This graph is so manifestly absurd that I don't believe that it would actually fool any of my readers. Nevertheless, I will analyze it in some detail, to show why it's wrong. This is not only an exercise in poking fun at the WSJ, though there is certainly an element of that to it as well; the main point of the exercise will be illustrate some general principles with regard to curve fitting.
First off, I should note that displaying a curve in the same plot as a data set can serve two general (honest) purposes: It can either be a model that is independent of the data displayed and is provided for comparison or evaluation, or a model that is fitted to the data. Examples of the former include such things as theoretical computations of expected experimental results.
In academic writing, it is considered highly sloppy not to identify the origin of curves, but apparently newsies - or at least WSJ editorial newsies - do not feel particularly constrained by this custom.

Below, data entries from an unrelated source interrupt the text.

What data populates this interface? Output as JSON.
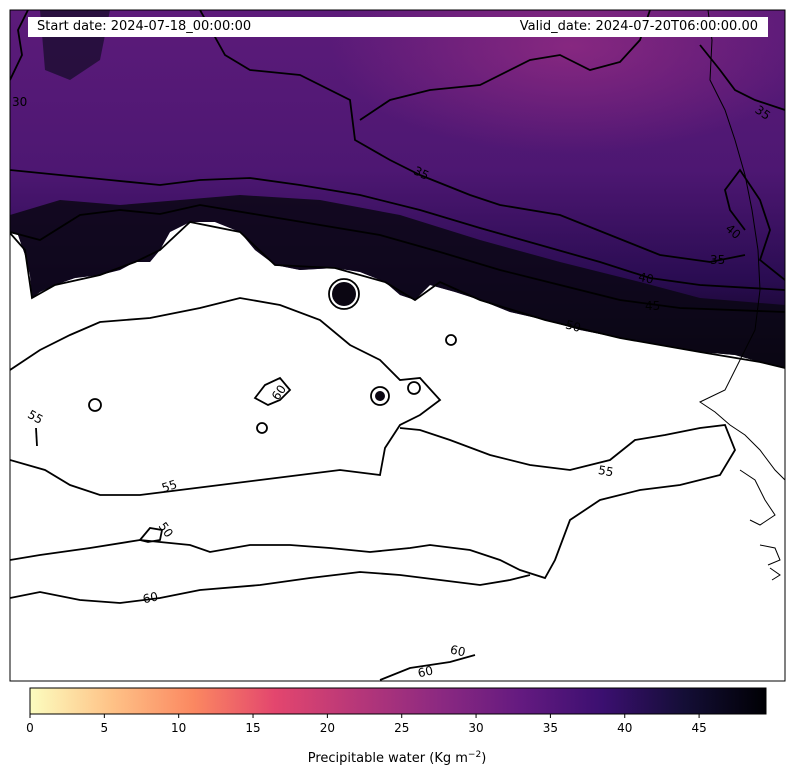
{
  "header": {
    "start_date": "Start date: 2024-07-18_00:00:00",
    "valid_date": "Valid_date: 2024-07-20T06:00:00.00"
  },
  "map": {
    "variable": "Precipitable water",
    "colormap": "magma_r",
    "contour_levels_labeled": [
      "30",
      "35",
      "40",
      "45",
      "50",
      "55",
      "60"
    ]
  },
  "colorbar": {
    "label_text": "Precipitable water (Kg m",
    "label_superscript": "−2",
    "label_close": ")",
    "min": 0,
    "max": 49.5,
    "ticks": [
      "0",
      "5",
      "10",
      "15",
      "20",
      "25",
      "30",
      "35",
      "40",
      "45"
    ],
    "colors": [
      "#fcfdbf",
      "#fec287",
      "#fb8861",
      "#e3466e",
      "#b73779",
      "#8c2981",
      "#641a80",
      "#3b0f70",
      "#140e36",
      "#000004"
    ]
  }
}
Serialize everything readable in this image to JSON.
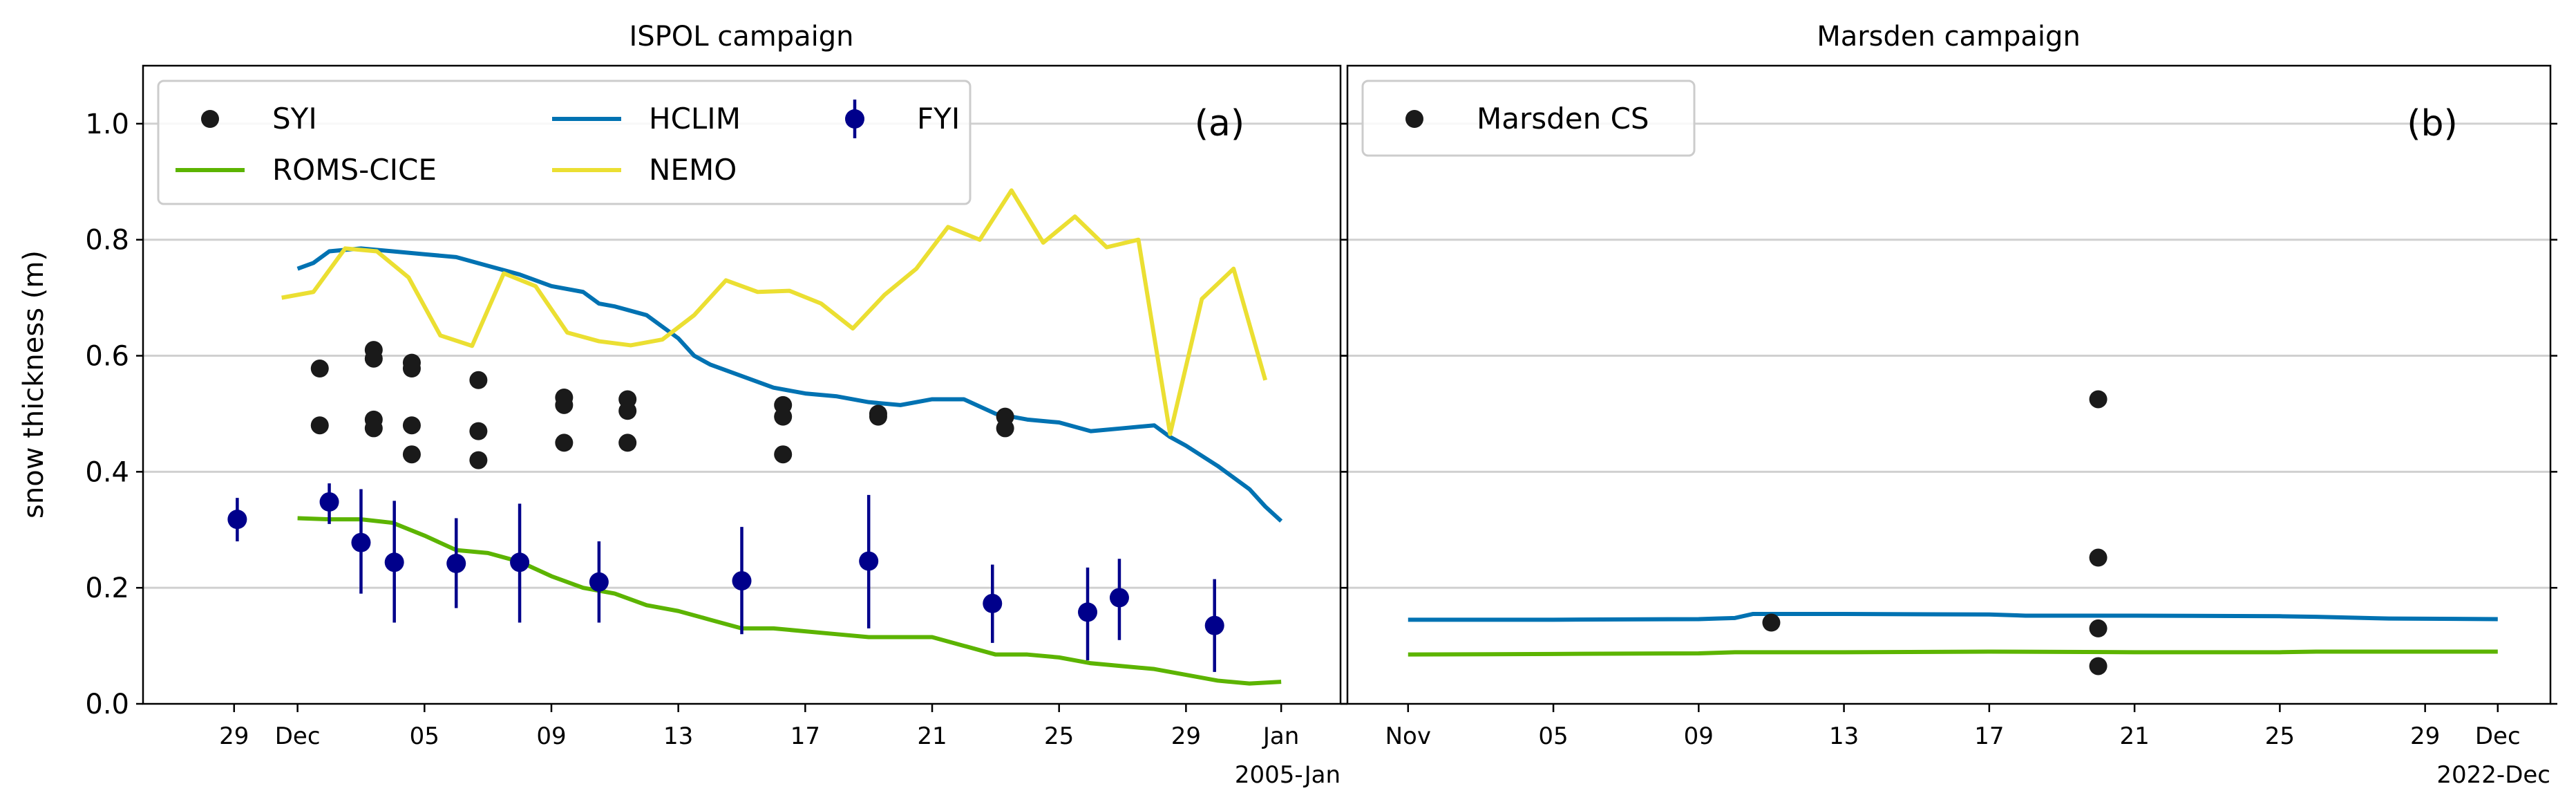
{
  "colors": {
    "SYI": "#1a1a1a",
    "FYI": "#00008b",
    "HCLIM": "#0072b2",
    "ROMS-CICE": "#5cb400",
    "NEMO": "#ebdf32",
    "Marsden CS": "#1a1a1a",
    "grid": "#d0d0d0"
  },
  "chart_data": [
    {
      "type": "line",
      "title": "ISPOL campaign",
      "panel_label": "(a)",
      "ylabel": "snow thickness (m)",
      "xlabel": "",
      "x_units": "days since 2004-12-01",
      "xlim": [
        -4.87,
        32.87
      ],
      "ylim": [
        0,
        1.1
      ],
      "yticks": [
        0.0,
        0.2,
        0.4,
        0.6,
        0.8,
        1.0
      ],
      "ytick_labels": [
        "0.0",
        "0.2",
        "0.4",
        "0.6",
        "0.8",
        "1.0"
      ],
      "xticks": [
        -2,
        0,
        4,
        8,
        12,
        16,
        20,
        24,
        28,
        31
      ],
      "xtick_labels": [
        "29",
        "Dec",
        "05",
        "09",
        "13",
        "17",
        "21",
        "25",
        "29",
        "Jan"
      ],
      "x_offset_label": "2005-Jan",
      "grid": "y",
      "legend": {
        "placement": "upper-left",
        "columns": 3,
        "entries": [
          "SYI",
          "ROMS-CICE",
          "HCLIM",
          "NEMO",
          "FYI"
        ]
      },
      "series": [
        {
          "name": "HCLIM",
          "kind": "line",
          "x": [
            0,
            0.5,
            1,
            2,
            3,
            4,
            5,
            6,
            7,
            8,
            9,
            9.5,
            10,
            11,
            12,
            12.5,
            13,
            14,
            15,
            16,
            17,
            18,
            19,
            20,
            21,
            22,
            23,
            24,
            25,
            26,
            27,
            27.5,
            28,
            29,
            30,
            30.5,
            31
          ],
          "y": [
            0.75,
            0.76,
            0.78,
            0.785,
            0.78,
            0.775,
            0.77,
            0.755,
            0.74,
            0.72,
            0.71,
            0.69,
            0.685,
            0.67,
            0.63,
            0.6,
            0.585,
            0.565,
            0.545,
            0.535,
            0.53,
            0.52,
            0.515,
            0.525,
            0.525,
            0.5,
            0.49,
            0.485,
            0.47,
            0.475,
            0.48,
            0.46,
            0.445,
            0.41,
            0.37,
            0.34,
            0.315
          ]
        },
        {
          "name": "ROMS-CICE",
          "kind": "line",
          "x": [
            0,
            1,
            2,
            3,
            4,
            5,
            6,
            7,
            8,
            9,
            10,
            11,
            12,
            13,
            14,
            15,
            16,
            17,
            18,
            19,
            20,
            21,
            22,
            23,
            24,
            25,
            26,
            27,
            28,
            29,
            30,
            31
          ],
          "y": [
            0.32,
            0.318,
            0.318,
            0.312,
            0.29,
            0.265,
            0.26,
            0.245,
            0.22,
            0.2,
            0.19,
            0.17,
            0.16,
            0.145,
            0.13,
            0.13,
            0.125,
            0.12,
            0.115,
            0.115,
            0.115,
            0.1,
            0.085,
            0.085,
            0.08,
            0.07,
            0.065,
            0.06,
            0.05,
            0.04,
            0.035,
            0.038
          ]
        },
        {
          "name": "NEMO",
          "kind": "line",
          "x": [
            -0.5,
            0.5,
            1.5,
            2.5,
            3.5,
            4.5,
            5.5,
            6.5,
            7.5,
            8.5,
            9.5,
            10.5,
            11.5,
            12.5,
            13.5,
            14.5,
            15.5,
            16.5,
            17.5,
            18.5,
            19.5,
            20.5,
            21.5,
            22.5,
            23.5,
            24.5,
            25.5,
            26.5,
            27.5,
            28.5,
            29.5,
            30.5
          ],
          "y": [
            0.7,
            0.71,
            0.785,
            0.78,
            0.735,
            0.635,
            0.617,
            0.742,
            0.72,
            0.64,
            0.625,
            0.618,
            0.628,
            0.67,
            0.73,
            0.71,
            0.712,
            0.69,
            0.647,
            0.705,
            0.75,
            0.822,
            0.8,
            0.885,
            0.795,
            0.84,
            0.787,
            0.8,
            0.465,
            0.698,
            0.75,
            0.558
          ]
        },
        {
          "name": "SYI",
          "kind": "scatter",
          "x": [
            0.7,
            0.7,
            2.4,
            2.4,
            2.4,
            2.4,
            3.6,
            3.6,
            3.6,
            3.6,
            5.7,
            5.7,
            5.7,
            8.4,
            8.4,
            8.4,
            10.4,
            10.4,
            10.4,
            15.3,
            15.3,
            15.3,
            18.3,
            18.3,
            22.3,
            22.3
          ],
          "y": [
            0.578,
            0.48,
            0.61,
            0.595,
            0.49,
            0.475,
            0.588,
            0.578,
            0.48,
            0.43,
            0.558,
            0.47,
            0.42,
            0.528,
            0.515,
            0.45,
            0.525,
            0.505,
            0.45,
            0.515,
            0.495,
            0.43,
            0.5,
            0.495,
            0.495,
            0.475
          ]
        },
        {
          "name": "FYI",
          "kind": "errorbar",
          "x": [
            -1.9,
            1.0,
            2.0,
            3.05,
            5.0,
            7.0,
            9.5,
            14.0,
            18.0,
            21.9,
            24.9,
            25.9,
            28.9
          ],
          "y": [
            0.318,
            0.348,
            0.278,
            0.244,
            0.242,
            0.244,
            0.21,
            0.212,
            0.246,
            0.173,
            0.158,
            0.183,
            0.135
          ],
          "ylow": [
            0.28,
            0.31,
            0.19,
            0.14,
            0.165,
            0.14,
            0.14,
            0.12,
            0.13,
            0.105,
            0.075,
            0.11,
            0.055
          ],
          "yhigh": [
            0.355,
            0.38,
            0.37,
            0.35,
            0.32,
            0.345,
            0.28,
            0.305,
            0.36,
            0.24,
            0.235,
            0.25,
            0.215
          ]
        }
      ]
    },
    {
      "type": "line",
      "title": "Marsden campaign",
      "panel_label": "(b)",
      "ylabel": "",
      "x_units": "days since 2022-11-01",
      "xlim": [
        -1.67,
        31.45
      ],
      "ylim": [
        0,
        1.1
      ],
      "yticks": [
        0.0,
        0.2,
        0.4,
        0.6,
        0.8,
        1.0
      ],
      "xticks": [
        0,
        4,
        8,
        12,
        16,
        20,
        24,
        28,
        30
      ],
      "xtick_labels": [
        "Nov",
        "05",
        "09",
        "13",
        "17",
        "21",
        "25",
        "29",
        "Dec"
      ],
      "x_offset_label": "2022-Dec",
      "grid": "y",
      "legend": {
        "placement": "upper-left",
        "columns": 1,
        "entries": [
          "Marsden CS"
        ]
      },
      "series": [
        {
          "name": "HCLIM",
          "kind": "line",
          "x": [
            0,
            4,
            8,
            8.5,
            9,
            9.5,
            12,
            16,
            17,
            20,
            24,
            25,
            27,
            30
          ],
          "y": [
            0.145,
            0.145,
            0.146,
            0.147,
            0.148,
            0.155,
            0.155,
            0.154,
            0.152,
            0.152,
            0.151,
            0.15,
            0.147,
            0.146
          ]
        },
        {
          "name": "ROMS-CICE",
          "kind": "line",
          "x": [
            0,
            4,
            8,
            9,
            12,
            16,
            20,
            24,
            25,
            30
          ],
          "y": [
            0.085,
            0.086,
            0.087,
            0.089,
            0.089,
            0.09,
            0.089,
            0.089,
            0.09,
            0.09
          ]
        },
        {
          "name": "Marsden CS",
          "kind": "scatter",
          "x": [
            10,
            19,
            19,
            19,
            19
          ],
          "y": [
            0.14,
            0.525,
            0.252,
            0.13,
            0.065
          ]
        }
      ]
    }
  ]
}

When no indication of the curve's origin is given, it is usually assumed to be some kind of fit to the data at hand - which also seems to be the case here, judging from the fact that the data point for Norway is exactly on the curve.
But failure to correctly identify the nature and origin of curves is just sloppy - it does not nearly rise to the level of dishonesty that justifies using a graph as an example of dishonest treatment of data. No, what's wrong with this curve is that it gives the impression of being a fit to the data, while it is anything but! There are many and more ways to fit curves to data, but all of them have one thing in common: The resulting curve should be somewhere in the vicinity of the data that it is fitted against.
For most kinds of fitting the fit should be above roughly half of the data points and below the rest. Furthermore, the points that lie above or below the curve should be fairly uniformly distributed across the length of the sample (e.g. a curve is usually a bad fit if all the points in the left-hand side of the plot are below the curve and all the points in the right-hand side are above, even if half the points are below and half above in total). It should be noted that while some experiments are sufficiently precise to follow theory almost exactly, resulting in a great number of points that are precisely on the fitted line, this is rare even in physics and I have never seen any examples of this outside that field.
This curve manifestly does not obey any of these rules - in fact it is off by so much that I doubt that the bozos at the American Enterprise Institute who made it even used a fitting algorithm to draw it!
Alright, that was the bad, now let's move on to the ugly.
This guy apparently thinks that he's found a Laffer curve in the data after all. Now, this is supposed to be mainly a review of curve fitting techniques, not a fisking of the WSJ's dishonest graph, but as it happens, The Englishman illustrates both a legitimate data analysis technique and a less permissible way of treating data.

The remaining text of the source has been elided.